Christ, what a party. Lawyers trolling like sharks in a swimming pool. A pillar of the bench snorting coke. She felt like Alice down the rabbit hole on LSD. The sinister quality of it all crept over her flesh like a thousand worms. It grew and pressed in on her until it felt as if it had taken a solid form and stood staring out at her from the shadows of the stable.

Mari straightened away from the building, unable and unwilling to stop herself from overreacting. All she wanted was away from this place. Wonderland had offered her all the revelations she could stand for one night.
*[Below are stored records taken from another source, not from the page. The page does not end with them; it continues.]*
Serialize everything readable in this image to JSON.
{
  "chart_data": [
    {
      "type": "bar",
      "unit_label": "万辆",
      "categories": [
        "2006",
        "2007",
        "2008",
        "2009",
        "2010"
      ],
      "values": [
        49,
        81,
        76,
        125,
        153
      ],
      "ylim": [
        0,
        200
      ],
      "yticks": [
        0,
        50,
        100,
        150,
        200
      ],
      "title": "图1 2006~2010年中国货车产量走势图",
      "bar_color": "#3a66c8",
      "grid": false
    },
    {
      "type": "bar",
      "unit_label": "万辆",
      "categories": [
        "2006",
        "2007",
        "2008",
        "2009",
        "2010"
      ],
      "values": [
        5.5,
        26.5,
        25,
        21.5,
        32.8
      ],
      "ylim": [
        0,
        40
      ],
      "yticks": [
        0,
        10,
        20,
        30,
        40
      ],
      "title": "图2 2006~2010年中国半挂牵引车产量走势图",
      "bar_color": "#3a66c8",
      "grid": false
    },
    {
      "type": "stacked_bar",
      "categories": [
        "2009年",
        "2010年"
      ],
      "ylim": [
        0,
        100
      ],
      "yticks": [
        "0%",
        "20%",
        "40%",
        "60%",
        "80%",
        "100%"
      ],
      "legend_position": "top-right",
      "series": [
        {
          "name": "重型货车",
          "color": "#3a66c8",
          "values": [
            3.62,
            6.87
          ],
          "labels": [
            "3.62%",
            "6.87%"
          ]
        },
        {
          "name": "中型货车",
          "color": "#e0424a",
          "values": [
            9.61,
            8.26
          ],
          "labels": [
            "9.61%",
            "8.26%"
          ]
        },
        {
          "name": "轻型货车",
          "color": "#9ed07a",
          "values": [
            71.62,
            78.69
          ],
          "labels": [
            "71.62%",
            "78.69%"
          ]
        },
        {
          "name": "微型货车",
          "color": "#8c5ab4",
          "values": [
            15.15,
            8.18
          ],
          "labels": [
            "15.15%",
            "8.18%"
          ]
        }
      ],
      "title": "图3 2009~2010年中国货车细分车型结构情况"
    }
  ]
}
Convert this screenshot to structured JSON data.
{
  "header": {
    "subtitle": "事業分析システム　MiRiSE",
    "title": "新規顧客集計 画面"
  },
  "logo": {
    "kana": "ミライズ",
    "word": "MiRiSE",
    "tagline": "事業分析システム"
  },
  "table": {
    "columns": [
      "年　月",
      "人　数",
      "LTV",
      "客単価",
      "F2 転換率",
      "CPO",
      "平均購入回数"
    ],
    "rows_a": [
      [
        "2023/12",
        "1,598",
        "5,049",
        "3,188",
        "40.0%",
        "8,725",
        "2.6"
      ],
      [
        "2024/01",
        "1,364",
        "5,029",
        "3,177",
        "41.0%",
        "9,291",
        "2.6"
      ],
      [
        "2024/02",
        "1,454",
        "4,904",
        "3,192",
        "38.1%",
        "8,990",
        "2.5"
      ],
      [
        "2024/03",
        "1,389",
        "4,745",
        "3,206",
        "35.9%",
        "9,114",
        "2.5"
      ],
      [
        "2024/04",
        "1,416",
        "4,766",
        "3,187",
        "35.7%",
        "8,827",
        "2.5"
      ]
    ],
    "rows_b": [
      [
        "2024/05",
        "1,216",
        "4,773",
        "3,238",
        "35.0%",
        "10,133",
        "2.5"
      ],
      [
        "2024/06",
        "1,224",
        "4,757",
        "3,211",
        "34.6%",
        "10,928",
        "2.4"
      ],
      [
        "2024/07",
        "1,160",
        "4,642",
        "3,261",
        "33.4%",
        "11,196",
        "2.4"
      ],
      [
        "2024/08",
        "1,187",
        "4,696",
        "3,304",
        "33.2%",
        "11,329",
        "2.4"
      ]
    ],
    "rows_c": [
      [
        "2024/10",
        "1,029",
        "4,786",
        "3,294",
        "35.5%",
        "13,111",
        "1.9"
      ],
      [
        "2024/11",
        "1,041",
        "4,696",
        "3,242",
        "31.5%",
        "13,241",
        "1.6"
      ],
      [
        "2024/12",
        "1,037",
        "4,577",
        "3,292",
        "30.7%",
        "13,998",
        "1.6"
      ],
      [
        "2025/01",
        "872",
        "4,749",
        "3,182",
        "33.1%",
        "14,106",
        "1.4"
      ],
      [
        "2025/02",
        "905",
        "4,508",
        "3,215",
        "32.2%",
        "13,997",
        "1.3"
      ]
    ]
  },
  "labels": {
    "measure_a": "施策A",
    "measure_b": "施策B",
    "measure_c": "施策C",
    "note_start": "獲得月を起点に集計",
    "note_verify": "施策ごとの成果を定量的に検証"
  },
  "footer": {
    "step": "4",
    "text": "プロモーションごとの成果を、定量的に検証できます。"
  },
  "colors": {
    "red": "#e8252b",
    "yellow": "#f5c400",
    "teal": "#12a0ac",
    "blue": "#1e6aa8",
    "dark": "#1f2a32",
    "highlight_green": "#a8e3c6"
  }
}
She hurried up the path for the parking area, headed for her Honda, never thinking the feel of eyes on her back was real.

Judge Townsend paced the elegant confines of Bryce’s private lair. He was fifty-two and favored Charlton Heston. Many said he was a man with a brilliant future ahead of him. At the moment, that future was going up in flames in his imagination. His nerves were strung tighter than piano wire.

“Dammit, Bryce, how could you invite her here? She could be another Lucy-or worse.” He stopped his pacing at the window that overlooked the valley and stared out into the darkness for a moment. His thin mouth quivered. He brought a hand up and pressed it against his forehead as if he were feeling for a fever. “Jesus, I don’t believe this is happening to me.”

Bryce watched him from a casual perch on the edge of his desk. He held his expression calm and vaguely amused, but inwardly he sneered at Townsend. Spineless. The man didn’t have the nerve to play in the big leagues. He was weak-weak of mind, weak of spirit. He constantly succumbed to temptation-women, cocaine, money. He succumbed, he did not indulge. The difference was huge. Bryce might have admired Townsend if he had plunged himself into his vices with joy and verve. But MacDonald Townsend was like a tight-rope walker afraid of heights. Every time he slipped from his lofty position, he screamed and sweated and soiled himself. Bryce despised him and enjoyed pushing him, shaking the wire, luring him over the edge.

“We don’t know what Lucy might have told her,” Townsend said. “We don’t know what evidence she might have left.”

“We searched the house,” Bryce said calmly. “There was no videotape. Lucy was playing games with you, taking your money and laughing at you behind your back.”

“That bitch.” His whole body was trembling now. He squeezed his hands into fists at his sides. “I never should have touched her.”

“No,” Bryce commented mildly. He slid off the desk and sauntered to the window with his hands steepled before him like a priest. Ignoring the view, he turned toward Townsend, his pale eyes glowing with contempt. “No, my friend, you should never have touched Lucy. You didn’t have the nerve to play her kind of games. You are, however, very fortunate to have me to look out for your well-being.”

“You’ll take care of the Jennings woman?”

“I’m keeping an eye on her. I’ll take care of everything. I always do.”